With business confidence and growth predictions beginning to improve, employers look set to increase their graduate recruitment levels this year, according to the Association of Graduate Recruiters (AGR), which published the winter edition of its bi-annual survey. The survey predicts a rise of 10.2% in vacancies for the coming recruitment round, following an increase of 4.3% for last year.
Stephen Isherwood, Chief Executive of the AGR, said: “Given the upturn in the economy, and the slight increase in graduate vacancies recorded last year, we’d expect employer predictions to be fairly buoyant for the year ahead; so an expected rise of over 10% is welcome news.
“There are some sectors – IT and Telecoms, Energy, and Banking and Financial Services – looking at double digit growth for 2014. What this doesn’t mean, however, is that graduates should be any less focussed on their career search. We know that, even through the darkest days of the recession, our members reported unfilled vacancies because they couldn’t find graduates with the right mix of skills and attributes. Graduates need to think carefully about their applications and ensure they understand what a potential employer is looking for.”
Sectors to predict a growth in vacancies from 2013 to 2014 include IT and Telecoms (40%), the Public Sector (20%), Energy (18%), and Banking and Financial Services (16%). In terms of actual number of vacancies available in the market, Accountancy and Professional Services, the Public Sector, Retail and Investment Banking/Fund Management make up the largest recruiting sectors*.
For the first time, the AGR winter survey also looks at school-leaver recruitment programmes, finding that 54.7% of members – employers who have traditionally concentrated on graduate recruitment – are currently active in the schools market, with a further 15.4% saying that school-lever programmes form part of their future recruitment plans.
“For many employers now, a graduate programme is only part of the picture when it comes to their emerging talent strategy,” Isherwood continued. “We know anecdotally that school-leaver programmes are becoming more popular with our members, so we set out to investigate how many of them are now in the schools market. What we can’t yet do is compare that to previous years, but we will be measuring this data in the future.
“At the moment, it doesn’t appear that employers are replacing graduate vacancies with school-leaver vacancies; rather businesses are investing in a range of different programmes to attract and recruit a diverse range of young people – from Apprenticeships and Higher Apprenticeships, to school-leaver training leading to professional qualifications. However, it may be something which will begin to take hold in the future and we look forward to finding out in more detail how this section of the recruitment market is changing to meet the demands of UK plc. It is reassuring that many employers continue to invest heavily in emerging talent.”

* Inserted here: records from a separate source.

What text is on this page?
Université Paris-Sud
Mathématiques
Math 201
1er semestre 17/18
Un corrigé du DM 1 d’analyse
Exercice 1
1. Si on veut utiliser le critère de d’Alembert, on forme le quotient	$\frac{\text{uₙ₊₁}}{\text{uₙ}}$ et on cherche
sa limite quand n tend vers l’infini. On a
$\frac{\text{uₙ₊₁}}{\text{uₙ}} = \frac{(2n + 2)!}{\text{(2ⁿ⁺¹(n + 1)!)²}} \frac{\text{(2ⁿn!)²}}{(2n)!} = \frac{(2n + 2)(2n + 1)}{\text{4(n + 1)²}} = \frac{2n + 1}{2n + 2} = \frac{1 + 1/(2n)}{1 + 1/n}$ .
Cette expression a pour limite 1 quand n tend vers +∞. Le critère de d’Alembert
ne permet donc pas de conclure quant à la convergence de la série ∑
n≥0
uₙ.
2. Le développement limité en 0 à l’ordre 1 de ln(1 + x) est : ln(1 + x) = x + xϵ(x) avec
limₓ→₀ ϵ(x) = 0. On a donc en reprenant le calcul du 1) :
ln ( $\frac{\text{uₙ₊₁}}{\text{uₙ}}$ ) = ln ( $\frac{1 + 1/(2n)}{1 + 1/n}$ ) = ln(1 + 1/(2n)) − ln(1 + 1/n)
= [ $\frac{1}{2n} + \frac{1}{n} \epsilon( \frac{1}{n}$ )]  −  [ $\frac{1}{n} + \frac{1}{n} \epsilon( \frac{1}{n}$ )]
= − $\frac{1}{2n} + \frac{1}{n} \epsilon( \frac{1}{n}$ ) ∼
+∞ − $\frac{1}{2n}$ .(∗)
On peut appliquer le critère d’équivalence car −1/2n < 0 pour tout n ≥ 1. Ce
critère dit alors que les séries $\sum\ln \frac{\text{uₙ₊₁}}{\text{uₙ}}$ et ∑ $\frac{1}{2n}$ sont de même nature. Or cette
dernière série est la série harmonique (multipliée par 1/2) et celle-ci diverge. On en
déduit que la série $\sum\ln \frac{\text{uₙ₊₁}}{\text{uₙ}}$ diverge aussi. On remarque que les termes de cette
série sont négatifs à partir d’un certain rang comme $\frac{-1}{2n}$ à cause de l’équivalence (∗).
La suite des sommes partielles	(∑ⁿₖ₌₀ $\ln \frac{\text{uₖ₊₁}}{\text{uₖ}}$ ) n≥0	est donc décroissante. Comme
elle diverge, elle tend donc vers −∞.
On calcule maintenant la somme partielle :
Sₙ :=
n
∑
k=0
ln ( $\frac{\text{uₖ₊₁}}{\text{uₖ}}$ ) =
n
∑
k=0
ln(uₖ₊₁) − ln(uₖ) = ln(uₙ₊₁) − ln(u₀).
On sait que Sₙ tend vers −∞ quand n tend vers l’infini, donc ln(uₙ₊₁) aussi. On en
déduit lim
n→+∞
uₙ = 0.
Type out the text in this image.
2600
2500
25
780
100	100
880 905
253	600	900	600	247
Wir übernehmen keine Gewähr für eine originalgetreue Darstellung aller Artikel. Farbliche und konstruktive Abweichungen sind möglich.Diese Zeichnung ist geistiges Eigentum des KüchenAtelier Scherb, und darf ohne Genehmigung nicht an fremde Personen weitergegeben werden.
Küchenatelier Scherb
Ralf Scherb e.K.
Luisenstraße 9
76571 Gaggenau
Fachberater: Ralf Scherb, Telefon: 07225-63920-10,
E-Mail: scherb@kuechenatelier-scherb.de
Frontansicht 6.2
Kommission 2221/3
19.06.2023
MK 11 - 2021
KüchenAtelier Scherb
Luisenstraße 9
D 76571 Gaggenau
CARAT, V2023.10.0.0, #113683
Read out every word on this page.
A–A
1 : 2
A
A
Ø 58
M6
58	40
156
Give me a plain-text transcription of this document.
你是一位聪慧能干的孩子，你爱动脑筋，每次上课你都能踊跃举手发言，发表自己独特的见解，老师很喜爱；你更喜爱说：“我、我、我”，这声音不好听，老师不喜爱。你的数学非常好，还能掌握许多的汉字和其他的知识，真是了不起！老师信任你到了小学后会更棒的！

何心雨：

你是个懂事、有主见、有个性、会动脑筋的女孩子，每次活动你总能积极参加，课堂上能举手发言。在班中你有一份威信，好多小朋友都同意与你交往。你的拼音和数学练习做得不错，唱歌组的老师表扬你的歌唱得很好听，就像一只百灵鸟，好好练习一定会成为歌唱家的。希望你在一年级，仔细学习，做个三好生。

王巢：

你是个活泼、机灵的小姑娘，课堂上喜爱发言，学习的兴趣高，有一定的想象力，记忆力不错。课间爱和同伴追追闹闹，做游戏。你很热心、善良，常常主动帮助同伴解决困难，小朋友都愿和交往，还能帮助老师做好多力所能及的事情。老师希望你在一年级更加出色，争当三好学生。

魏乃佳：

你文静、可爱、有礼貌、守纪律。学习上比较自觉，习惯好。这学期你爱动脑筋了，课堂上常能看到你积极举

Asked why they were recruiting school leavers, employers said they were committed to investing in young people and that these recruits enter different positions to those filled by graduates. Many employers reported they had always offered opportunities to school leavers and also that they wanted to support the social mobility agenda.
The AGR is the leading voice of graduate recruiters and developers. Its bi-annual survey provides an extensive insight into the state of the graduate jobs market. Today’s edition is based on the responses of 202 AGR members in the UK across 19 sectors, which will provide over 23,000 graduate vacancies in 2014. Information was captured through an online survey that was hosted on the CFE Research website for six weeks between 2nd December 2013 – 10th January 2014.